She rang the bell and ordered dinner to be laid for Mr. Eyrle. Then they went out with the children until it should be ready.
He remembers, and will so remember until he dies, the pretty scene—the fair, young children among the flowers. When they were tired, baby Maude came to her mother, who raised her in her arms and laid the golden head on her gentle breast. Harry climbed the seat, and clasped his arms around his mother’s neck. The sun shone on her fair, stately head, with its coronal of fair hair, on her sweet, tender face, on the blue dress and white lace.
“You form quite a picture,” said Kenelm, with a smile. “I should like to make a sketch of you, Lady Alden, just as you sit. I would send it to Ronald.”
She made no reply, and, looking at her, he saw that she was very pale and had tears in her eyes.
“Lady Alden,” he said, “you are surely not grieving over the business affair of Gaspin’s?”

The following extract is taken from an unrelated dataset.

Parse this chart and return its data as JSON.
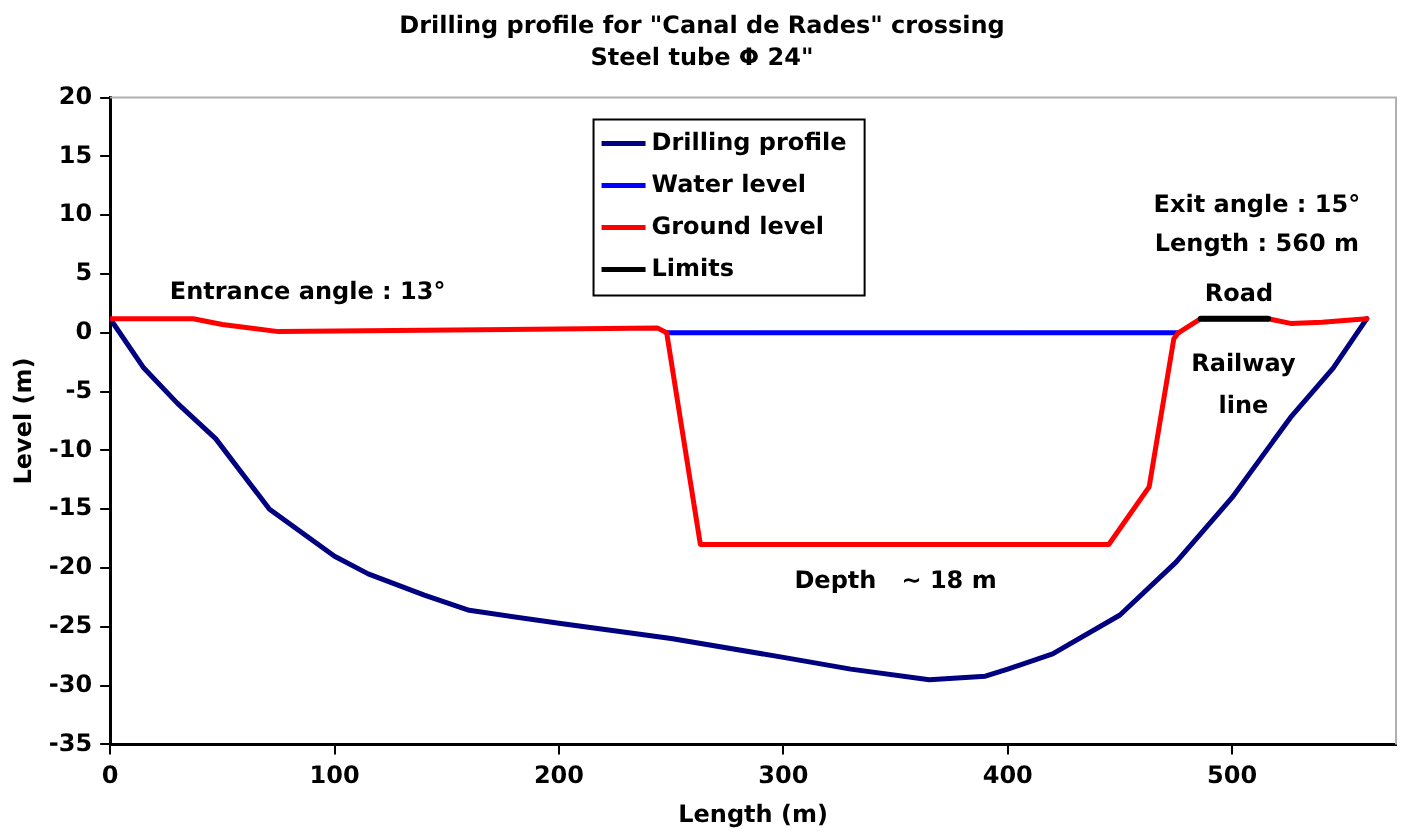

“No,” she replied; “but I am not myself to-day. I have a dreadful nervous depression that I cannot shake off.”
“Have you been overtiring yourself?” he asked.
“No; I have had such unpleasant dreams of Ronald—all of Ronald. I dreamed last night that I saw him, but could not reach him because of a deep, black stream that flowed between us; and as I looked the stream deepened and darkened, while he cried out to me that we were parted, and he should never see me again.”
“But you do not believe in dreams?” he said, cheerfully.
“No, I do not believe in them; but this one has haunted me, and has made me nervous and sad all day long.”